Now that he’s retired, how do I become Andy Rooney? Can this be sort of like the possible Tibetan solution to the absence of the Panchen Lama, wherein a person who is still alive personally identifies his own living reincarnation? With his lifetime in broadcasting and thirty-three years of low-key ranting on 60 Minutes, I think Rooney’s presence is too ingrained in American media for it to be lost to something as trivial as a man’s retirement. I think Andy Rooney should be like the news media’s version of James Bond or Batman, in that a new individual should just periodically take on the personality. And I think I’m just the man to start the trend.
I imagine that a lot of people don't believe that the role being vacated by Andy Rooney could be filled by anyone who’s less than eighty years old. I would like to prove those people wrong by going on the air and showing myself to be the most curmudgeonly twenty-six year-old they ever will see. I find it inspiring to know that a man was able to make a high-profile career or picking apart the minutiae of daily life and modern society. I want there to be another Andy Rooney because I want to know that there is still a place for that kind of analysis and criticism.

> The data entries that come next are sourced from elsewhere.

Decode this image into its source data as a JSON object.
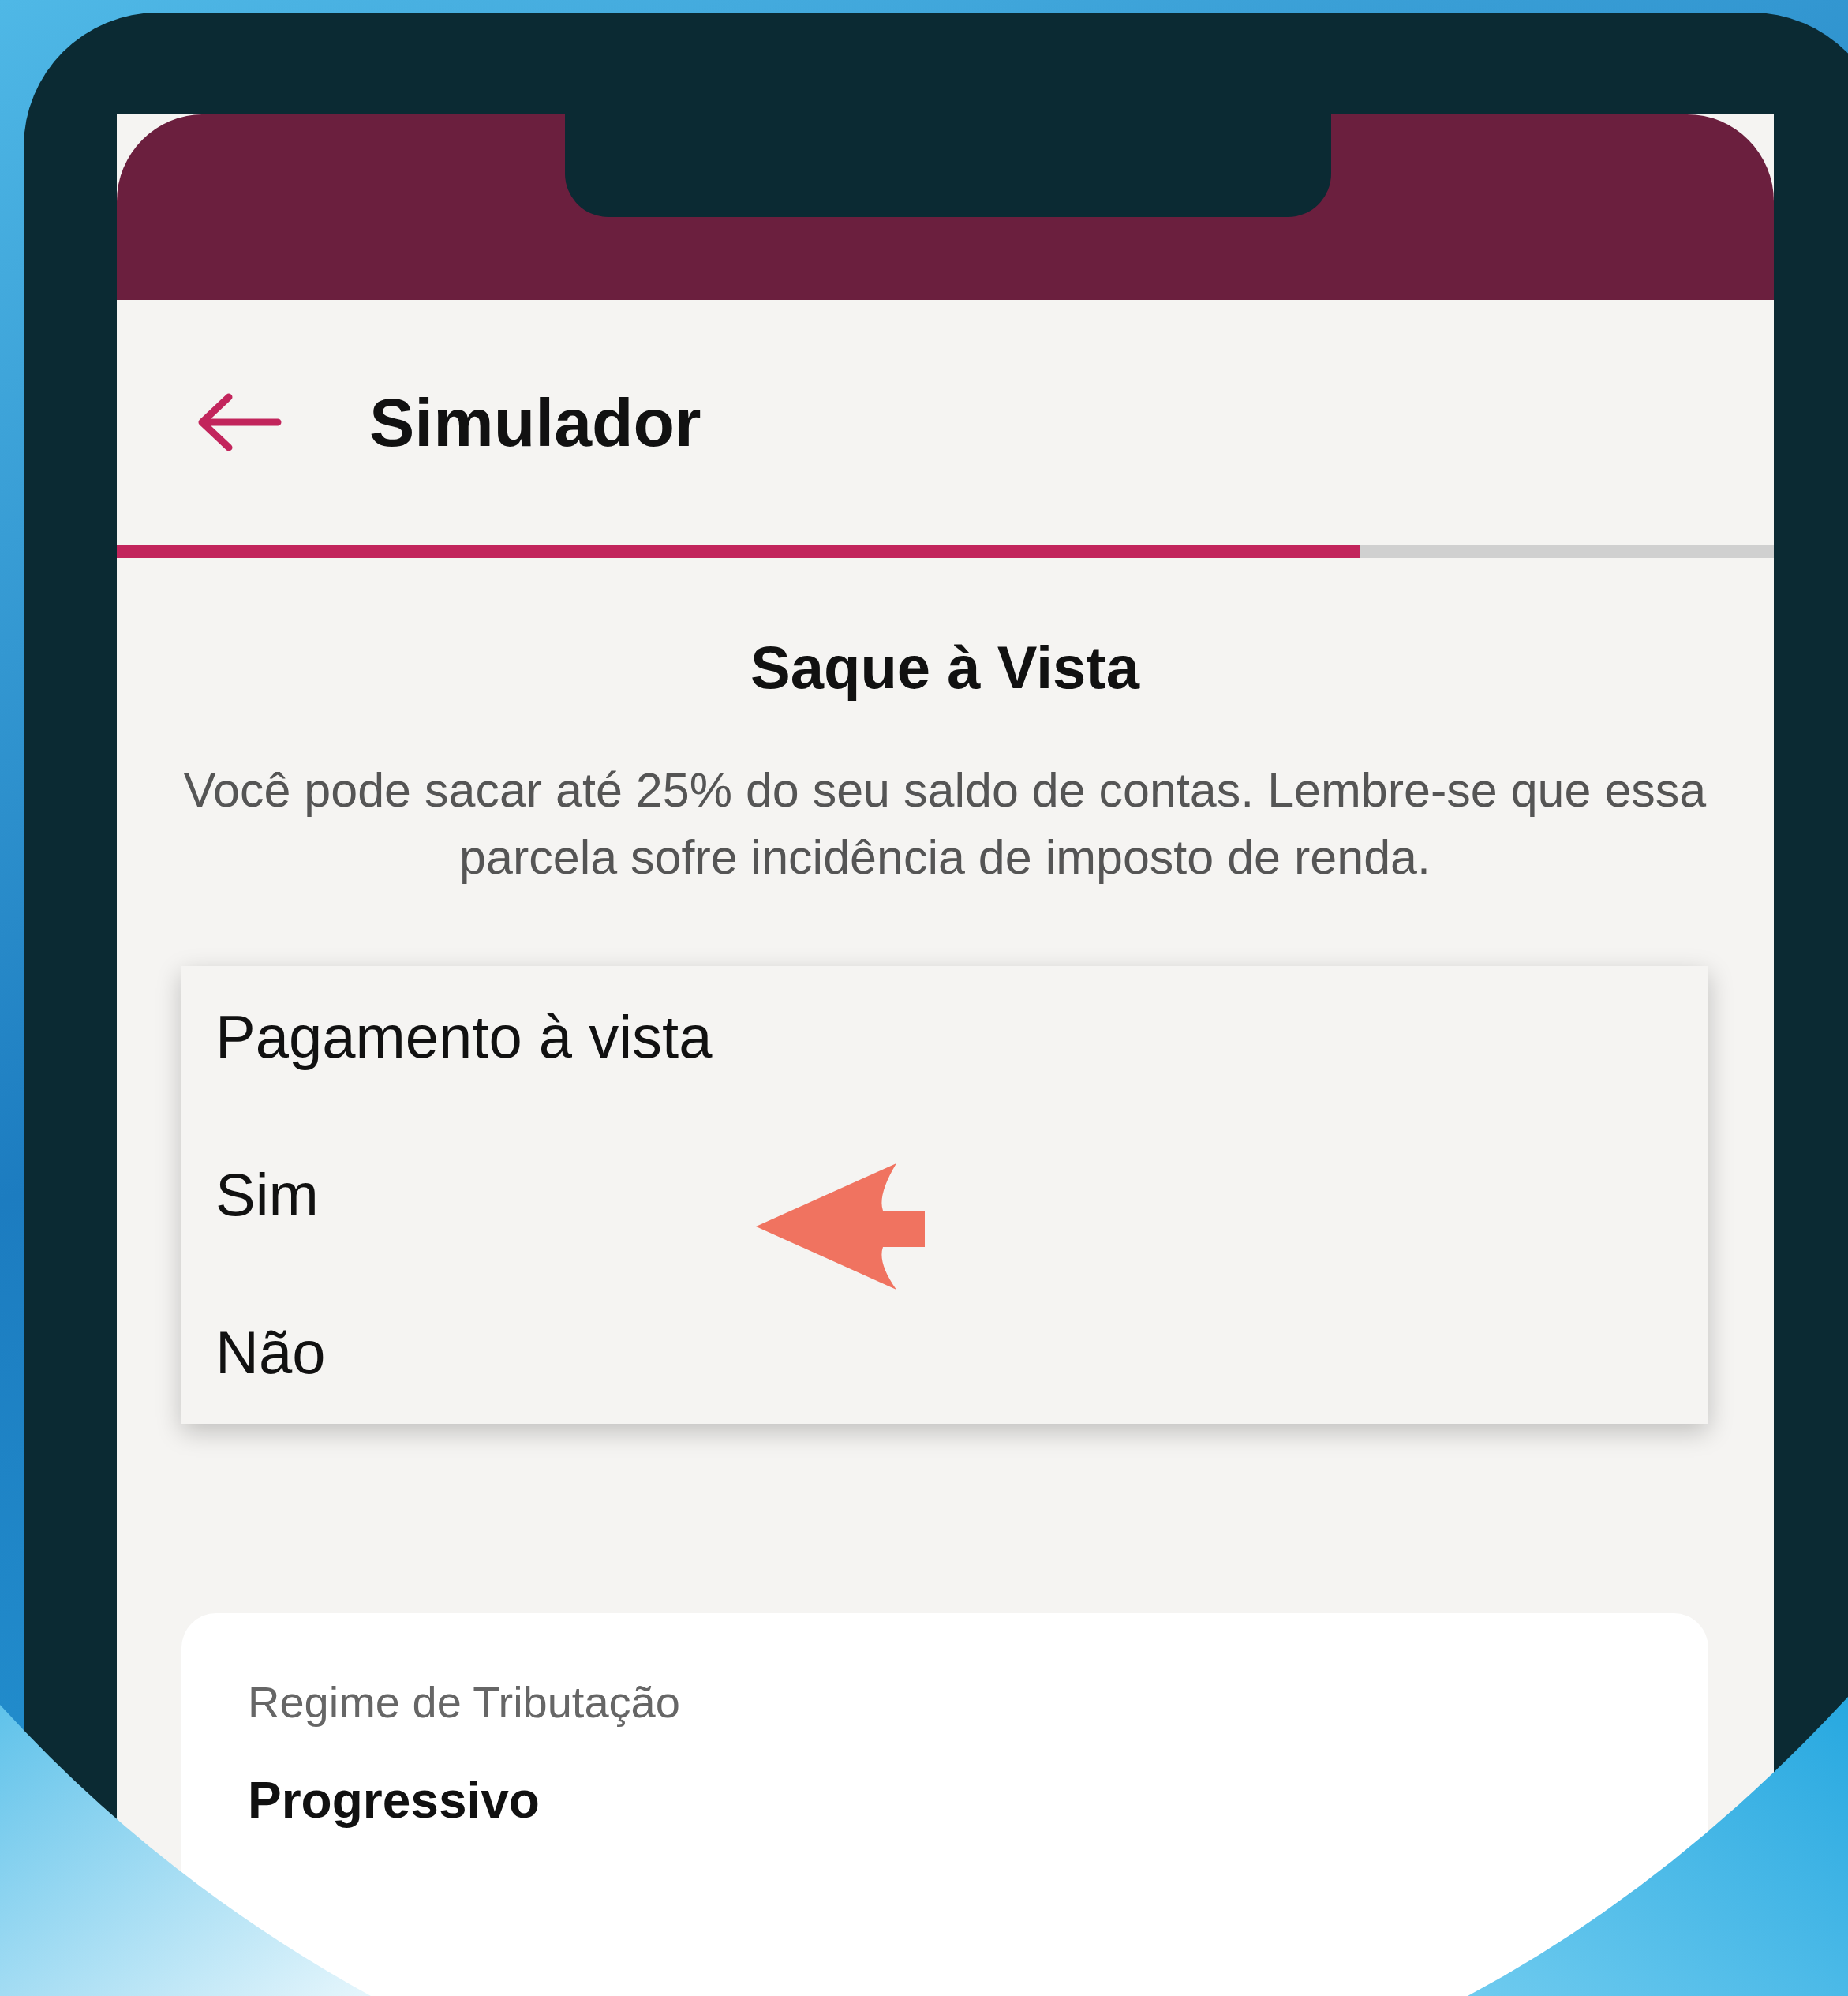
{
  "header": {
    "title": "Simulador"
  },
  "progress": {
    "level": 0.75
  },
  "section": {
    "title": "Saque à Vista",
    "description": "Você pode sacar até 25% do seu saldo de contas. Lembre-se que essa parcela sofre incidência de imposto de renda."
  },
  "menu": {
    "label": "Pagamento à vista",
    "options": [
      {
        "label": "Sim"
      },
      {
        "label": "Não"
      }
    ]
  },
  "field": {
    "label": "Regime de Tributação",
    "value": "Progressivo"
  }
}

That kind of overthinking about things that most people pay no attention to is exactly the kind of thing I do day after day, and I almost never make any money off of it. On Wait, Wait… Don’t Tell Me, Tom Bodett joked that the producers of 60 Minutes might have just always had a camera filming Rooney’s office and searched the footage each week for the content that they wanted to use. I’ll wear a wire, and when someone picks up the sound of me taking umbrage with modern technology, lost social mores, current trends, or what have you, they can alert me with a remote buzzer that they want the content to fill the last minute of a television program, and I’ll turn it into an essay.
It’s a silly thing to be famous for, and Andy Rooney was the butt of many jokes, but I genuinely appreciate the impulse to look with a critical eye on the sort of things that most people take for granted. I think that within a society that tends to charge forward into rapid changes without thought of loss or consequence, we needed voices like his to hold up a mirror to ordinary things so that people can have a closer look at them even if it is just as they are running by at full speed. I am very much trying to apply that model to my own life. I am always trying to make people around me understand that all these little things are not just what they are, that there is something to be learned from everything. It is a personal characteristic that makes it sort of difficult to relate to people in a straightforward way, and I’m sure it makes me the butt of jokes.
I’d be as different from him as the latest James Bond is from the first, but the core concept would be the same. I’d be more focused in my presentation, maybe a bit more ideological, and more prone to calling others to action. But still, I’m confident that I could enter into the public spotlight with work that, by its bizarre de-trivializing of trivial subjects, would call to mind some of Rooney’s early television essays, which included topics like doors, bridges, hotels, women, and chairs. So if anyone wants to put me in touch with CBS, maybe I could find my calling in life.